While SA strikes, investors opt for greener pastures: iLIVE
An open letter to Minister of Trade and Industry Rob Davies:
I WAS in the UK on business in August, at about the same time you were there.
I met up with a South African friend who left the country about five years ago.
He has since become a successful shoe manufacturer and wants to set up a factory in the southern hemisphere.
I asked him if he would consider investing in South Africa.
He responded that South African workers have to be trained, fed and housed, and paid unsustainably high wages.

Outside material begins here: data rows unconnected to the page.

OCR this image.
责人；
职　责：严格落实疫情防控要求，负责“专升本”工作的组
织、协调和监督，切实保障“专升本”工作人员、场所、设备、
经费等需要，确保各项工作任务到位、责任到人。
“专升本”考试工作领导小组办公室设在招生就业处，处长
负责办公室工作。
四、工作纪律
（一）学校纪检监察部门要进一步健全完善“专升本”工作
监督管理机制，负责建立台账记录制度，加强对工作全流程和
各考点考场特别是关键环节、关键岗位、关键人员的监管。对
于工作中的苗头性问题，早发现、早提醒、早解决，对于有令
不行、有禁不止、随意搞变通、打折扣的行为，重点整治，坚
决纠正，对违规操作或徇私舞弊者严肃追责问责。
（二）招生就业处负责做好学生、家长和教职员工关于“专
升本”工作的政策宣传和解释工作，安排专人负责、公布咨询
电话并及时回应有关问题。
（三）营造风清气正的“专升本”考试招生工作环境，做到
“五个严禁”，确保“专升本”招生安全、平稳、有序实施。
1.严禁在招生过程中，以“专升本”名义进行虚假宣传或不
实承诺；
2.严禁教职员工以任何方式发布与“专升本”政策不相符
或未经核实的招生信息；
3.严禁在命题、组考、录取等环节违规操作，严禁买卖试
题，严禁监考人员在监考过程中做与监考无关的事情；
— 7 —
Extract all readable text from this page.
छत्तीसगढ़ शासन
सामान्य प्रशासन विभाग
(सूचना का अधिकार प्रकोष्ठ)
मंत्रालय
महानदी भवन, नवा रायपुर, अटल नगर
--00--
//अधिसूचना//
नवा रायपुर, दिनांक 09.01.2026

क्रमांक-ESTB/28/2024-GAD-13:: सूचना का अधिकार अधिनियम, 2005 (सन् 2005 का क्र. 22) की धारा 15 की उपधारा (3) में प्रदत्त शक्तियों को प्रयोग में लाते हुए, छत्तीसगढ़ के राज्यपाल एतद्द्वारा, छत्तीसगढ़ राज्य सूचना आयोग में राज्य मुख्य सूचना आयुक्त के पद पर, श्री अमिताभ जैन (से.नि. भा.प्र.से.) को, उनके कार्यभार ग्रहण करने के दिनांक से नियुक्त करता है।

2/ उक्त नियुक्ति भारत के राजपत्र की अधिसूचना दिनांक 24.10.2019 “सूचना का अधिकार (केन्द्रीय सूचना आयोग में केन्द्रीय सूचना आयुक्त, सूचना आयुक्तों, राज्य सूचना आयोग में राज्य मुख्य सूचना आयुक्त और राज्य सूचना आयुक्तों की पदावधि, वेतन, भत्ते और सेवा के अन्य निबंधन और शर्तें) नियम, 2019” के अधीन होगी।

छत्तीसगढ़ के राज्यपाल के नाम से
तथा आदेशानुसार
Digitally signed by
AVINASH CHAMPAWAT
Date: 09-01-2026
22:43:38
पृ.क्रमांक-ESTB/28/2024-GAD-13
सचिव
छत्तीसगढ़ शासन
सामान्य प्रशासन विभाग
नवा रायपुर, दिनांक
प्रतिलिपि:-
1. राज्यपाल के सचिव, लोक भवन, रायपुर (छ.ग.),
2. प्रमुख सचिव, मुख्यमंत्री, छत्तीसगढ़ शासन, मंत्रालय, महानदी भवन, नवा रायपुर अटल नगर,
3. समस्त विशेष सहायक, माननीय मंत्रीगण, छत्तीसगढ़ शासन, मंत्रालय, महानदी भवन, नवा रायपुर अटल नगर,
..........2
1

In South Africa, an investor must meet quotas for black economic empowerment.
After that, the unions come into your company and turn the workers against management, he said.
The staff then go on strike for even more remuneration, and if you don't immediately bow to their demands, they do their best to close down the company, with no thought that they, and all their colleagues, will then be out of work.
"No, Eddie, I wouldn't come back to the continent of Africa if you paid me," my friend said.
I recall that when you, Mr Davies, returned from your trip to the UK, you said all the strikes had not tarnished South Africa's image.
I beg to differ, and feel that the above could well be a standard response from most employers and investors there.
My friend has invested in Western Australia, and is building a factory in Fremantle, just south of Perth.
I mentioned that the strong Australian currency might be a challenge to operating costs, but he said this would correct itself within the next 24 months, after which he could look forward to new markets for his top-quality product.